By Mark Fischenich
Free Press Staff Writer
— The smallest towns in Minnesota are facing the prospect of state aid cuts for the first time this year.
Previously protected from reductions in Local Government Aid, towns of less than 1,000 population are facing the same fate their bigger brothers have been dealing with for years under Gov. Tim Pawlenty’s budget proposal. The difference, small-town mayors and administrators said, is that their budgets are already bare-bones documents with few options for spending reductions.
“We just don’t have extra services to cut,” said Kelly Steele, city administrator in Madison Lake. “We just have water, sewer, streets, a police department, fire (which is volunteer), administration. ... The only extras we have: Once a year we have a curb-side spring cleanup.”
One thing many area towns have is some reserve funds, built up a bit in anticipation that their days of being protected from LGA cuts are numbered.
They also hold out hope for one more reprieve as Pawlenty and legislative leaders spar over where to make cuts. But even if they receive full funding out of the current legislative session, they don’t expect that to last into 2011 and beyond.
“We dodged the bullet for probably the last two years,” said Madison Lake Mayor Ken Reichel. “So we’ve been more fortunate than others. ... Hopefully if we stay under that 1,000-people range, they’ll keep being nice to us.”
Reichel’s optimism fades for 2011 when lawmakers will be setting the next two-year budget and will be faced with a budget shortfall projected to reach $5.8 billion — or $7 billion when inflation is factored in. Pawlenty’s proposed reductions in LGA this year are in response to a much smaller shortfall projected at $1 billion for the current state budget.
“Personally, I feel like there will be some type of cut year after year,” said Heather McCallum, city administrator for Nicollet, Courtland and Lafayette. “It’s just a matter of what the percentage will be.”
Under Pawlenty’s plan, a city’s property tax levy and Local Government Aid are added together and then 8.2 percent of that total would be deducted from scheduled LGA payments in July and December. (See accompanying chart.)
For the state’s largest cities, the impact is millions of dollars in lost revenue.
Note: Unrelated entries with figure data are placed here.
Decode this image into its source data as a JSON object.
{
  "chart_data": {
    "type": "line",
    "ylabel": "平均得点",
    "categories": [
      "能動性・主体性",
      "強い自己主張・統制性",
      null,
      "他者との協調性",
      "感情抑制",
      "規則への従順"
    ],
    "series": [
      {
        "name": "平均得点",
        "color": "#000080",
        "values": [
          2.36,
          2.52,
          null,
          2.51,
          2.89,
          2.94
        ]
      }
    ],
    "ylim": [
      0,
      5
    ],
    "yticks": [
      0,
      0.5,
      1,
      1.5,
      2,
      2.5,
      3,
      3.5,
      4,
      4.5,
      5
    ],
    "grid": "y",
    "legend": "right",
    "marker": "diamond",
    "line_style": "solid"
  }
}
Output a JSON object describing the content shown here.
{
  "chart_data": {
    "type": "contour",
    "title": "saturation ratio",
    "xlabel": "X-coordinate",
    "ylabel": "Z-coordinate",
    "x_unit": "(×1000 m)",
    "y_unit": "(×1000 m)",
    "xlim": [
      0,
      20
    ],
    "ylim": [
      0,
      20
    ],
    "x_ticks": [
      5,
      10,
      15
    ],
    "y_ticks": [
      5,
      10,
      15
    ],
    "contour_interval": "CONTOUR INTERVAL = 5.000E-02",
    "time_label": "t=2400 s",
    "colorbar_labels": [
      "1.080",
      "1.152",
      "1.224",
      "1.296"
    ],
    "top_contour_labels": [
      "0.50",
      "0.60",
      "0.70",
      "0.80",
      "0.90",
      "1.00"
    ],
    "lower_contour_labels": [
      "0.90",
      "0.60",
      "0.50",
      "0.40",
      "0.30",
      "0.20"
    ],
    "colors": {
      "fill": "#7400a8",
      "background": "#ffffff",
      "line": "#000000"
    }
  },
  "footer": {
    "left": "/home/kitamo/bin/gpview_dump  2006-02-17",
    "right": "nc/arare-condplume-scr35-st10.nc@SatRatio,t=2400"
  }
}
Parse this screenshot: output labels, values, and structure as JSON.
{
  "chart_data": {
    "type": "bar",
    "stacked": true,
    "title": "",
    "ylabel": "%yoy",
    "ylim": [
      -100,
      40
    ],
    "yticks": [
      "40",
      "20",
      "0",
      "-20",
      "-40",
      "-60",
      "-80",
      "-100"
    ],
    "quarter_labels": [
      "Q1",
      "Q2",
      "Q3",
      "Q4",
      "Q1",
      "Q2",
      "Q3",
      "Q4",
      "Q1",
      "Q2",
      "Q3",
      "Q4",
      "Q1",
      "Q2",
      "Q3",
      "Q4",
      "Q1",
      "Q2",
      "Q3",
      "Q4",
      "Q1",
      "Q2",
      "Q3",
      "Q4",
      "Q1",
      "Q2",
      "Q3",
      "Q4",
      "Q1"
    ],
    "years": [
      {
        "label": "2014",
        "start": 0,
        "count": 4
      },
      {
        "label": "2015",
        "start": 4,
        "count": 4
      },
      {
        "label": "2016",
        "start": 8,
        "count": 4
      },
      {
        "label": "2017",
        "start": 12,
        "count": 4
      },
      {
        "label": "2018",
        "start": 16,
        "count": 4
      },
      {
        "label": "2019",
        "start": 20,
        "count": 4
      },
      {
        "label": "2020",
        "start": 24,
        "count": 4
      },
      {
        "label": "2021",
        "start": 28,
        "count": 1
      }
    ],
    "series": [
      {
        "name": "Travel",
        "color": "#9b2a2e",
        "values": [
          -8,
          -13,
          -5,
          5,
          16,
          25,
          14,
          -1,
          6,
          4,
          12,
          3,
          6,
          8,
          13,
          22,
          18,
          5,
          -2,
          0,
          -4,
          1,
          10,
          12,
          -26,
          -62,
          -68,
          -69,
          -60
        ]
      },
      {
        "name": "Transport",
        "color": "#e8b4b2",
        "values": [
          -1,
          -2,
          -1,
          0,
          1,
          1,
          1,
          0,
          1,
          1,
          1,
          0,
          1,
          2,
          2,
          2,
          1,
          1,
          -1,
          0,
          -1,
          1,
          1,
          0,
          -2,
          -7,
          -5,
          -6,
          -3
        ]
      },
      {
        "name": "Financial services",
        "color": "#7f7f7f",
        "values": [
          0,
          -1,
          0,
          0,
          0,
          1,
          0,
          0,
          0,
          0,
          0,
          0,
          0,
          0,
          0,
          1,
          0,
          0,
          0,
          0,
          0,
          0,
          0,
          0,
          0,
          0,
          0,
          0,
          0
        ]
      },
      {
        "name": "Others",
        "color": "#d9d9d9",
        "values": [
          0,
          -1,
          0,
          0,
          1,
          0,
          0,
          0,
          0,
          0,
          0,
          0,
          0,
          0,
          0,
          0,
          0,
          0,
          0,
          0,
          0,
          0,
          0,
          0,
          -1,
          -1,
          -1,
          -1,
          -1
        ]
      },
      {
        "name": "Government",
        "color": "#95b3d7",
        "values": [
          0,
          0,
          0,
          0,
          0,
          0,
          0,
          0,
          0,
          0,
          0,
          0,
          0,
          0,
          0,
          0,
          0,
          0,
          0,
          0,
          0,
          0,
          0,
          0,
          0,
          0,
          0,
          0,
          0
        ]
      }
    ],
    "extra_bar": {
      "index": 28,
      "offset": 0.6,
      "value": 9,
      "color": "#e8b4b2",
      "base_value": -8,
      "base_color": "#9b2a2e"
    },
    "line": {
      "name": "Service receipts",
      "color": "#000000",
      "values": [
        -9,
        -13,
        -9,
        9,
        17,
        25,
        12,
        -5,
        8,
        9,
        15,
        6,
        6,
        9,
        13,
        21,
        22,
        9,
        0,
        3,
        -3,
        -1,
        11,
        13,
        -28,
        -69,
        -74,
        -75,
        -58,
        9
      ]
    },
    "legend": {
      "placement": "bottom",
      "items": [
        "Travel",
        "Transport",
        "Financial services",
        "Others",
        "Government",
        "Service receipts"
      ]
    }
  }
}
For Madison Lake, it’s $24,000.
“It’s huge,” Steel said of the proposed cut. “Our annual expenditures for this year are about $525,000.”
The city could make that up by laying off a single employee. The problem is, a single employee equals the police department, half the public works department, 20 percent of the entire five-person city workforce.
“That just doesn’t work,” Steele said.
Tapping reserve funds would cover part of it for one year, but that’s not a lasting solution if the aid isn’t restored in future state budgets, she said.
Making up the lost state revenue with property tax increases in 2011 isn’t a realistic solution either, said Mayor Reichel, the owner of an automobile repair and service business. The deep recession has left too many people hurting financially to inflict a large city tax increase on them.
“I would say a third of my clientele’s been out of work or affected by it,” Reichel said of the economy. “The last two years haven’t been good for anybody.”
Although the economy is showing some signs of recovery, the news remains glum at the Capitol. The most recent economic forecast showed red ink increasing in the two-year budget cycle starting in July 2011.
If LGA is steadily reduced in coming years — or eliminated completely, as some state and local leaders now fear — the impact will range from devastating to deadly depending on the town, local officials say. That’s because the level of dependence varies greatly, as does the amount of industry and high-value housing to spread the property tax burden on.
Under a complex formula that, at least in part, attempts to identify the neediest cities with the lowest property wealth, different towns receive substantially more LGA than others and are more dependent on it. Lafayette and Courtland, which has higher-valued homes as a bedroom community of New Ulm, are an example of the difference.
In 2010, Courtland is slated to receive 36 percent of its general fund revenue from LGA. Lafayette gets 56 percent from the state.
Staff would need to be cut if LGA is reduced year after year, McCallum said. In Lafayette, with one full-time employee, that would be a tricky task.
“Basically, our maintenance department is gone,” she said of the prospect.
Courtland operates entirely with part-timers.
Street maintenance would probably be put off in both places, McCallum predicted. Snowplowing and other services would be accomplished more slowly as towns shared workers or equipment. Water quality might deteriorate if Lafayette’s aged equipment didn’t have a full-time worker keeping it operating.
At the same time, property taxes would need to rise substantially to make up a portion of the lost state aid, McCallum said. And in a place like Lafayette with its elderly residents, many on fixed incomes, large tax increases would hit with extra force. At least some people would leave.
“It would be very difficult for Lafayette to exist,” she said. “... It’s not a luxury for small cities to have LGA. It really is for the basics.”